The newly renovated Alex Theatre in Glendale, Calif., will open its doors with a New Year's Eve gala that features Robert Guillaume, Peter Marshall and the Glendale Symphony Orchestra.
Organizers hope the event will "start the theater off on a very exciting path," said Larry Clarke, chairman of the Alex Regional Theatre Board, which manages the facility.The symphony will perform in the 1,462-seat theater, with Guillaume, star of television's "Benson" and the local stage production of "The Phantom of the Opera," joining as vocal soloist. Marshall, former host of "Hollywood Squares," will be master of ceremonies.
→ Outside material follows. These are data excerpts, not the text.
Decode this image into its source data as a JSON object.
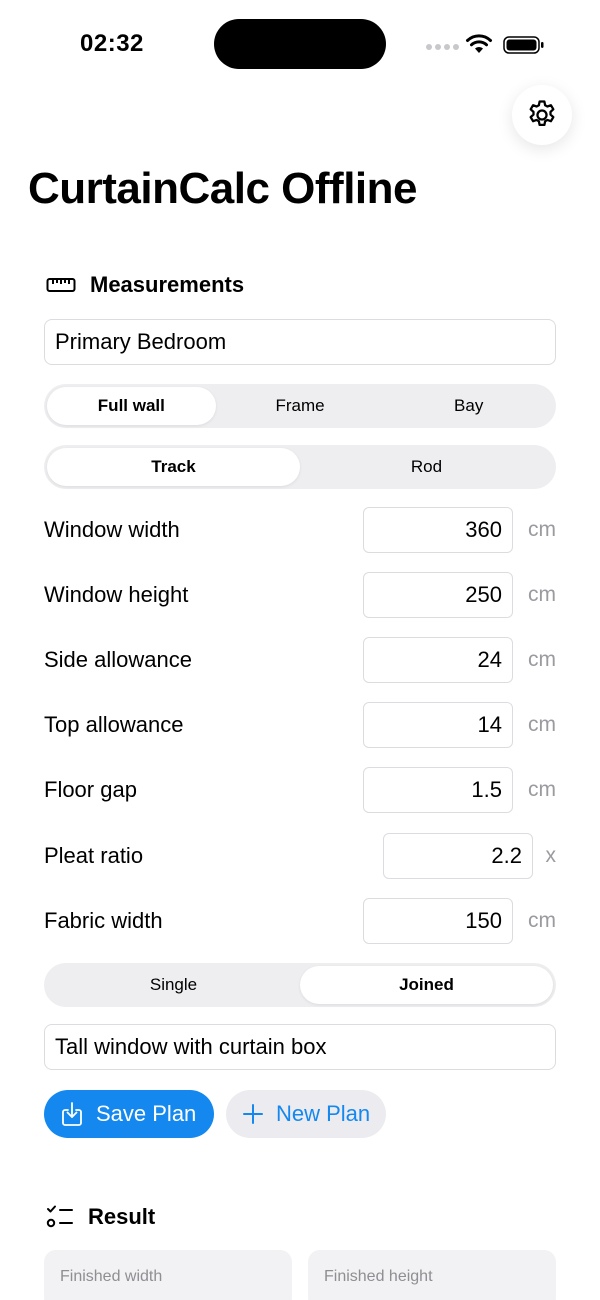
{
  "status_bar": {
    "time": "02:32"
  },
  "app": {
    "title": "CurtainCalc Offline"
  },
  "measurements": {
    "header": "Measurements",
    "room_name": "Primary Bedroom",
    "mount_segments": [
      "Full wall",
      "Frame",
      "Bay"
    ],
    "mount_selected": "Full wall",
    "hardware_segments": [
      "Track",
      "Rod"
    ],
    "hardware_selected": "Track",
    "fields": [
      {
        "label": "Window width",
        "value": "360",
        "unit": "cm"
      },
      {
        "label": "Window height",
        "value": "250",
        "unit": "cm"
      },
      {
        "label": "Side allowance",
        "value": "24",
        "unit": "cm"
      },
      {
        "label": "Top allowance",
        "value": "14",
        "unit": "cm"
      },
      {
        "label": "Floor gap",
        "value": "1.5",
        "unit": "cm"
      },
      {
        "label": "Pleat ratio",
        "value": "2.2",
        "unit": "x"
      },
      {
        "label": "Fabric width",
        "value": "150",
        "unit": "cm"
      }
    ],
    "panel_segments": [
      "Single",
      "Joined"
    ],
    "panel_selected": "Joined",
    "notes": "Tall window with curtain box"
  },
  "actions": {
    "save_label": "Save Plan",
    "new_label": "New Plan"
  },
  "result": {
    "header": "Result",
    "cards": [
      {
        "label": "Finished width"
      },
      {
        "label": "Finished height"
      }
    ]
  },
  "colors": {
    "accent": "#1488ef",
    "secondary_bg": "#ececf0",
    "muted": "#9a9aa0"
  },
  "icons": {
    "settings": "gear-icon",
    "measurements": "ruler-icon",
    "save": "download-tray-icon",
    "new": "plus-icon",
    "result": "checklist-icon"
  }
}
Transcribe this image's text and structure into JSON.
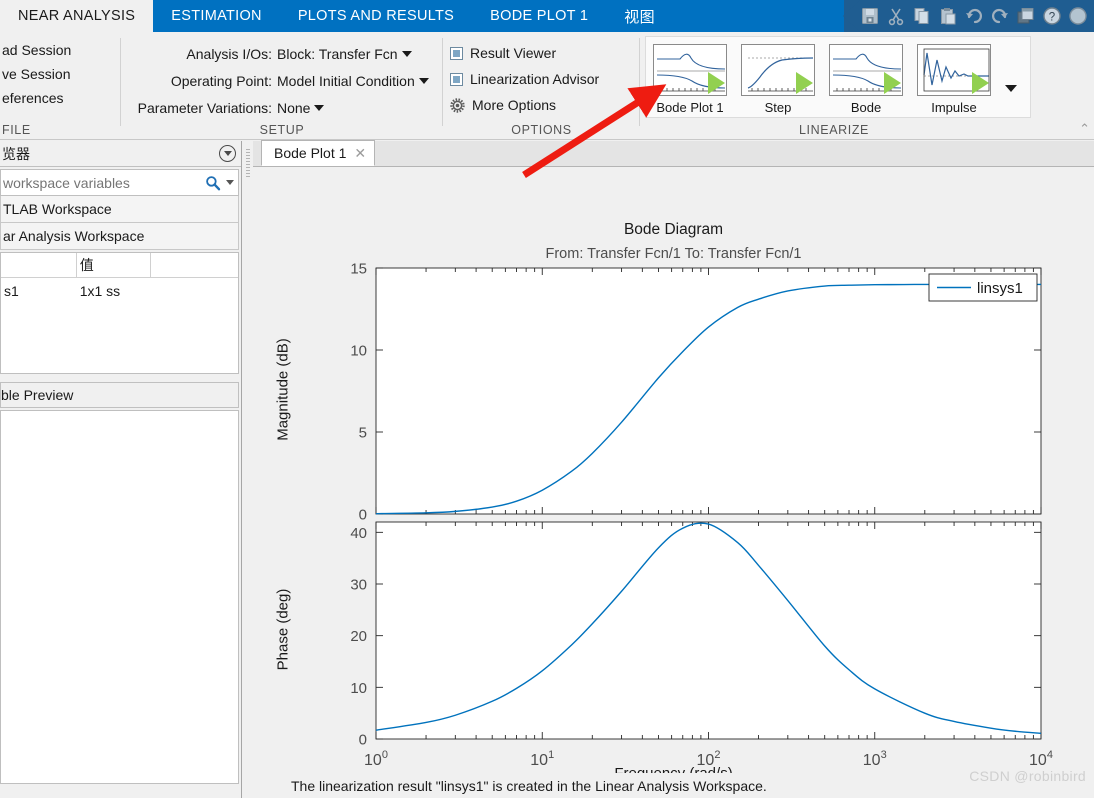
{
  "ribbon": {
    "tabs": [
      {
        "label": "NEAR ANALYSIS",
        "active": true
      },
      {
        "label": "ESTIMATION",
        "active": false
      },
      {
        "label": "PLOTS AND RESULTS",
        "active": false
      },
      {
        "label": "BODE PLOT 1",
        "active": false
      },
      {
        "label": "视图",
        "active": false
      }
    ],
    "quick_access": [
      {
        "name": "save-icon",
        "label": "Save"
      },
      {
        "name": "cut-icon",
        "label": "Cut"
      },
      {
        "name": "copy-icon",
        "label": "Copy"
      },
      {
        "name": "paste-icon",
        "label": "Paste"
      },
      {
        "name": "undo-icon",
        "label": "Undo"
      },
      {
        "name": "redo-icon",
        "label": "Redo"
      },
      {
        "name": "layout-icon",
        "label": "Layout"
      },
      {
        "name": "help-icon",
        "label": "Help"
      }
    ],
    "groups": {
      "file": {
        "label": "FILE",
        "items": [
          "ad Session",
          "ve Session",
          "eferences"
        ]
      },
      "setup": {
        "label": "SETUP",
        "rows": [
          {
            "label": "Analysis I/Os:",
            "value": "Block: Transfer Fcn"
          },
          {
            "label": "Operating Point:",
            "value": "Model Initial Condition"
          },
          {
            "label": "Parameter Variations:",
            "value": "None"
          }
        ]
      },
      "options": {
        "label": "OPTIONS",
        "items": [
          {
            "label": "Result Viewer",
            "icon": "checkbox-icon"
          },
          {
            "label": "Linearization Advisor",
            "icon": "checkbox-icon"
          },
          {
            "label": "More Options",
            "icon": "gear-icon"
          }
        ]
      },
      "linearize": {
        "label": "LINEARIZE",
        "buttons": [
          {
            "label": "Bode Plot 1",
            "icon": "bode-thumb-icon"
          },
          {
            "label": "Step",
            "icon": "step-thumb-icon"
          },
          {
            "label": "Bode",
            "icon": "bode-thumb-icon"
          },
          {
            "label": "Impulse",
            "icon": "impulse-thumb-icon"
          }
        ],
        "more": "▼"
      }
    },
    "collapse_glyph": "⌃"
  },
  "left_panel": {
    "title": "览器",
    "collapse_icon": "circle-caret-icon",
    "search": {
      "placeholder": "workspace variables",
      "value": "",
      "icon": "search-icon"
    },
    "workspaces": [
      "TLAB Workspace",
      "ar Analysis Workspace"
    ],
    "table": {
      "columns": [
        "",
        "值",
        ""
      ],
      "rows": [
        [
          "s1",
          "1x1 ss",
          ""
        ]
      ]
    },
    "preview_label": "ble Preview"
  },
  "document": {
    "tab_label": "Bode Plot 1",
    "close_glyph": "✕"
  },
  "status": {
    "message": "The linearization result \"linsys1\" is created in the Linear Analysis Workspace."
  },
  "watermark": "CSDN @robinbird",
  "colors": {
    "ribbon_blue": "#0071c1",
    "qat_blue": "#1f5d91",
    "line_blue": "#0072BD",
    "arrow_red": "#ee1c11",
    "panel_gray": "#f0f0f0"
  },
  "chart_data": {
    "type": "line",
    "title": "Bode Diagram",
    "subtitle": "From: Transfer Fcn/1  To: Transfer Fcn/1",
    "xlabel": "Frequency  (rad/s)",
    "xscale": "log",
    "xlim": [
      1,
      10000
    ],
    "xticks": [
      1,
      10,
      100,
      1000,
      10000
    ],
    "xticklabels": [
      "10^0",
      "10^1",
      "10^2",
      "10^3",
      "10^4"
    ],
    "legend": {
      "entries": [
        "linsys1"
      ],
      "position": "top-right"
    },
    "grid": false,
    "subplots": [
      {
        "name": "magnitude",
        "ylabel": "Magnitude (dB)",
        "ylim": [
          0,
          15
        ],
        "yticks": [
          0,
          5,
          10,
          15
        ],
        "series": [
          {
            "name": "linsys1",
            "color": "#0072BD",
            "x": [
              1,
              2,
              3,
              5,
              7,
              10,
              15,
              20,
              30,
              50,
              70,
              100,
              150,
              200,
              300,
              500,
              700,
              1000,
              1500,
              2000,
              3000,
              5000,
              7000,
              10000
            ],
            "y": [
              0.02,
              0.07,
              0.16,
              0.42,
              0.78,
              1.45,
              2.6,
              3.7,
              5.6,
              8.3,
              9.9,
              11.4,
              12.6,
              13.1,
              13.6,
              13.9,
              13.95,
              13.98,
              13.99,
              14.0,
              14.0,
              14.0,
              14.0,
              14.0
            ]
          }
        ]
      },
      {
        "name": "phase",
        "ylabel": "Phase (deg)",
        "ylim": [
          0,
          42
        ],
        "yticks": [
          0,
          10,
          20,
          30,
          40
        ],
        "series": [
          {
            "name": "linsys1",
            "color": "#0072BD",
            "x": [
              1,
              2,
              3,
              5,
              7,
              10,
              15,
              20,
              30,
              50,
              70,
              100,
              150,
              200,
              300,
              500,
              700,
              1000,
              2000,
              3000,
              5000,
              7000,
              10000
            ],
            "y": [
              1.7,
              3.2,
              4.6,
              7.3,
              9.8,
              13.2,
              18.2,
              22.3,
              28.6,
              37.0,
              40.8,
              41.6,
              38.0,
              33.6,
              26.8,
              18.0,
              13.4,
              9.7,
              5.0,
              3.4,
              2.1,
              1.5,
              1.1
            ]
          }
        ]
      }
    ]
  },
  "annotation": {
    "arrow": {
      "name": "red-arrow-annotation",
      "color": "#ee1c11"
    }
  }
}
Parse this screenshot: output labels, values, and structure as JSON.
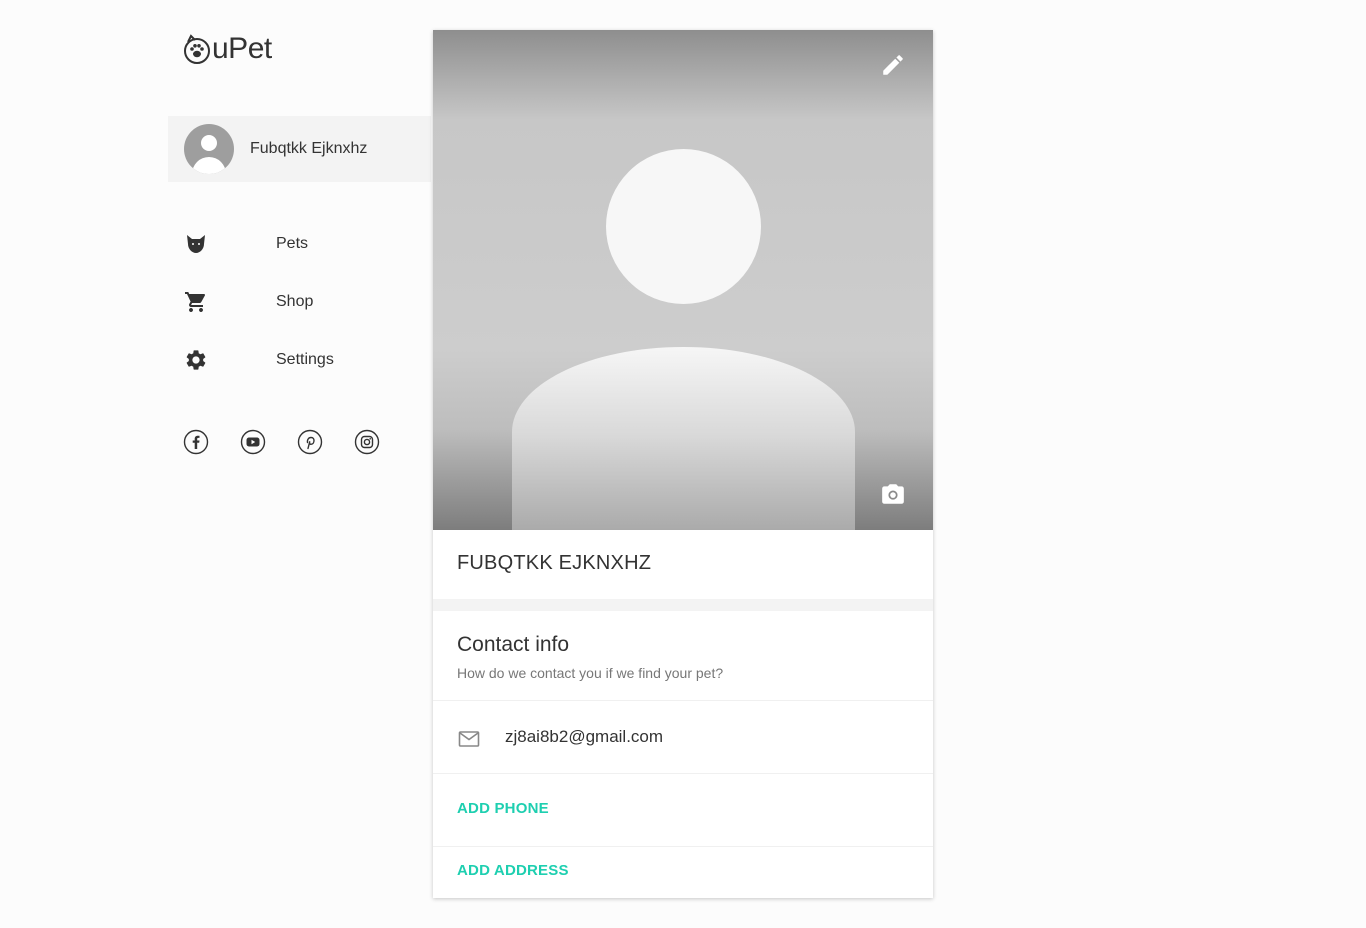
{
  "brand": {
    "logo_text": "uPet",
    "accent_color": "#1ecfb0"
  },
  "user": {
    "name": "Fubqtkk Ejknxhz"
  },
  "nav": {
    "items": [
      {
        "label": "Pets",
        "icon": "dog-head-icon"
      },
      {
        "label": "Shop",
        "icon": "cart-icon"
      },
      {
        "label": "Settings",
        "icon": "gear-icon"
      }
    ]
  },
  "social": [
    "facebook-icon",
    "youtube-icon",
    "pinterest-icon",
    "instagram-icon"
  ],
  "profile": {
    "name_heading": "FUBQTKK EJKNXHZ",
    "contact_title": "Contact info",
    "contact_subtitle": "How do we contact you if we find your pet?",
    "email": "zj8ai8b2@gmail.com",
    "add_phone_label": "ADD PHONE",
    "add_address_label": "ADD ADDRESS"
  }
}
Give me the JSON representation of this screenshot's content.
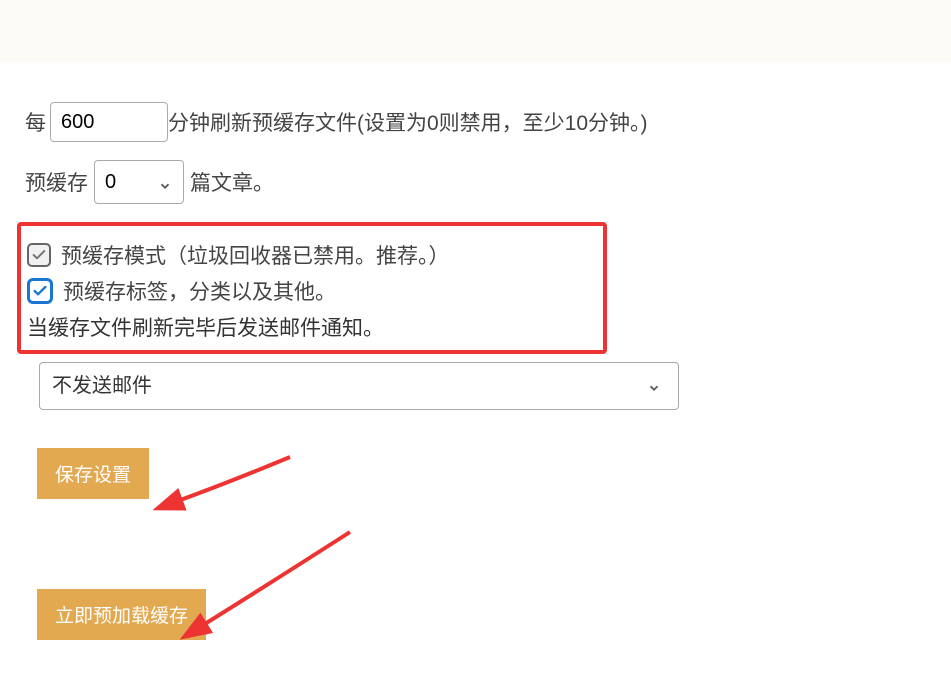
{
  "row1": {
    "prefix": "每",
    "input_value": "600",
    "suffix": "分钟刷新预缓存文件(设置为0则禁用，至少10分钟。)"
  },
  "row2": {
    "prefix": "预缓存",
    "select_value": "0",
    "suffix": "篇文章。"
  },
  "box": {
    "check1_label": "预缓存模式（垃圾回收器已禁用。推荐。）",
    "check2_label": "预缓存标签，分类以及其他。",
    "note": "当缓存文件刷新完毕后发送邮件通知。"
  },
  "email_select": {
    "value": "不发送邮件"
  },
  "buttons": {
    "save": "保存设置",
    "preload": "立即预加载缓存"
  },
  "colors": {
    "accent": "#e2a951",
    "highlight_border": "#e33",
    "checkbox_blue": "#1976d2"
  }
}
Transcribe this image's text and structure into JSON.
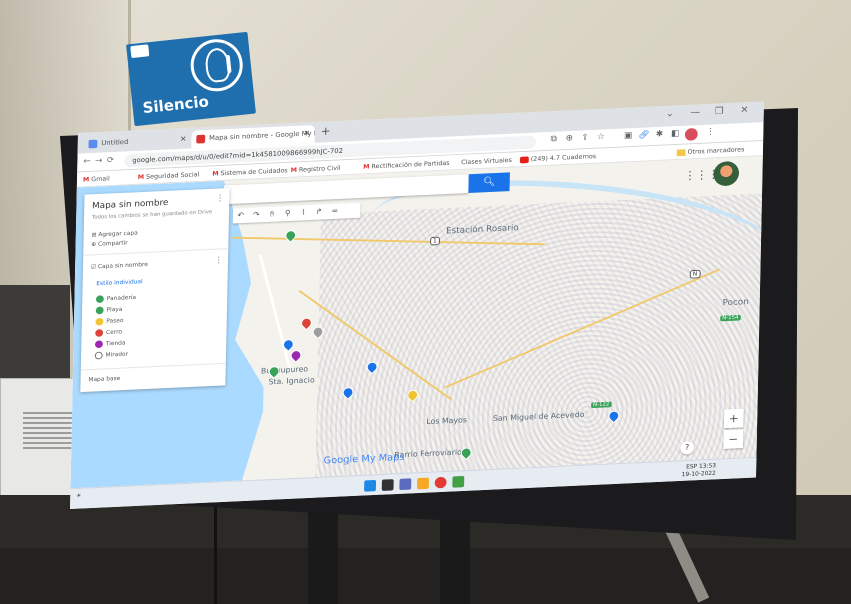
{
  "sign": {
    "text": "Silencio"
  },
  "browser": {
    "tabs": [
      {
        "label": "Untitled"
      },
      {
        "label": "Mapa sin nombre - Google My Maps"
      }
    ],
    "url": "google.com/maps/d/u/0/edit?mid=1k4581009866999hJC-702",
    "bookmarks": [
      "Gmail",
      "Seguridad Social",
      "Sistema de Cuidados",
      "Registro Civil",
      "Rectificación de Partidas",
      "Clases Virtuales",
      "(249) 4.7 Cuadernos",
      "Otros marcadores"
    ]
  },
  "map": {
    "search_placeholder": "",
    "panel": {
      "title": "Mapa sin nombre",
      "subtitle": "Todos los cambios se han guardado en Drive",
      "add_layer": "Agregar capa",
      "share": "Compartir",
      "layer_name": "Capa sin nombre",
      "layer_link": "Estilo individual",
      "items": [
        {
          "label": "Panadería",
          "color": "#3aa35a"
        },
        {
          "label": "Playa",
          "color": "#3aa35a"
        },
        {
          "label": "Paseo",
          "color": "#f1c232"
        },
        {
          "label": "Cerro",
          "color": "#db4437"
        },
        {
          "label": "Tienda",
          "color": "#9c27b0"
        },
        {
          "label": "Mirador",
          "color": "#ffffff"
        }
      ],
      "basemap": "Mapa base"
    },
    "places": [
      "Estación Rosario",
      "Pocon",
      "Buchupureo",
      "Sta. Ignacio",
      "Los Mayos",
      "San Miguel de Acevedo",
      "Barrio Ferroviario"
    ],
    "highways": [
      "N-154",
      "N-122"
    ],
    "routes": [
      "1",
      "N"
    ],
    "brand": "Google My Maps"
  },
  "taskbar": {
    "time": "13:53",
    "date": "19-10-2022",
    "lang": "ESP"
  }
}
The Alex - a vaudeville house that became a movie theater - is reopening as a venue for theater, music and other entertainment.
- ON THE ROAD: It looks as though musicals produced for the newly renovated Alex Theatre also will be presented in the new 1,800-seat Civic Auditorium in the Thousand Oaks Civic Arts Plaza.
Shows are expected to begin traveling there in February 1995, after the 1,800-seat Civic Auditorium opens in the fall.
The city's Civic Theatres Commission has given the go-ahead for the plaza's programming committee to enter into final negotiations with the Theatre Corp. of America, which handles the Alex's day-to-day operations and programming.
As part of previously announced agreements, the Theatre Corp. is sending Alex shows to the Spreckels Theatre in San Diego and the Warners Theatre in Fresno.
The shows are produced by Pasadena Playhouse Presentations, a nonprofit organization that presents shows in venues that Theatre Corp. manages or operates, including the Alex and the Playhouse.
- ACTORS ALLEY Repertory Theatre recently staged a pre-grand-opening production at its new home in North Hollywood's El Portal Theatre.
The children's show "The Legendary Christmas" played through Dec. 23 in a storefront lab space that has been established on the face of the theater building. It is the first production at the El Portal, a one-night staged reading in April notwithstanding.
Meanwhile, renovations of the El Portal - which will divide it into two auditoriums of 99 and 199 seats - are 80 to 85 percent completed.
The grand opening is scheduled for Feb. 5, when the company opens simultaneous productions of Peter Lefcourt's new play "The Audit" and James Thurber and Elliot Nugent's 1940 play "The Male Animal."
- BAD TIMING: The audience-participation murder mystery "Shear Madness" has been playing for nearly 14 years in Boston and more than 11 years in Chicago. But its West Coast premiere lasted just 1 1/2 weeks in previews and closed after 1 1/2 months of regular performances in the downstairs space at the Improv in Santa Monica.
Producer Veronica Chambers attributes the show's poor ticket performance to bad timing. The show opened Oct. 27, as wildfires raged in Thousand Oaks, Altadena, Chatsworth and Laguna Beach. Radio and television interviews and ticket giveaways - which would have helped publicize the show - were canceled or pre-empted.
The next week, the Malibu wildfire scared audiences away from Santa Monica. So word of mouth didn't build like it might have otherwise, Chambers said.
Once the fires were out, the show played to only 40 to 70 paying customers on weeknights and 135 to 150 on weekends - in a space that held 300 to 325 people. Audiences were building slowly, but not fast enough, Chambers said.
"I really believed that this show would run here for at least a couple of years," she said.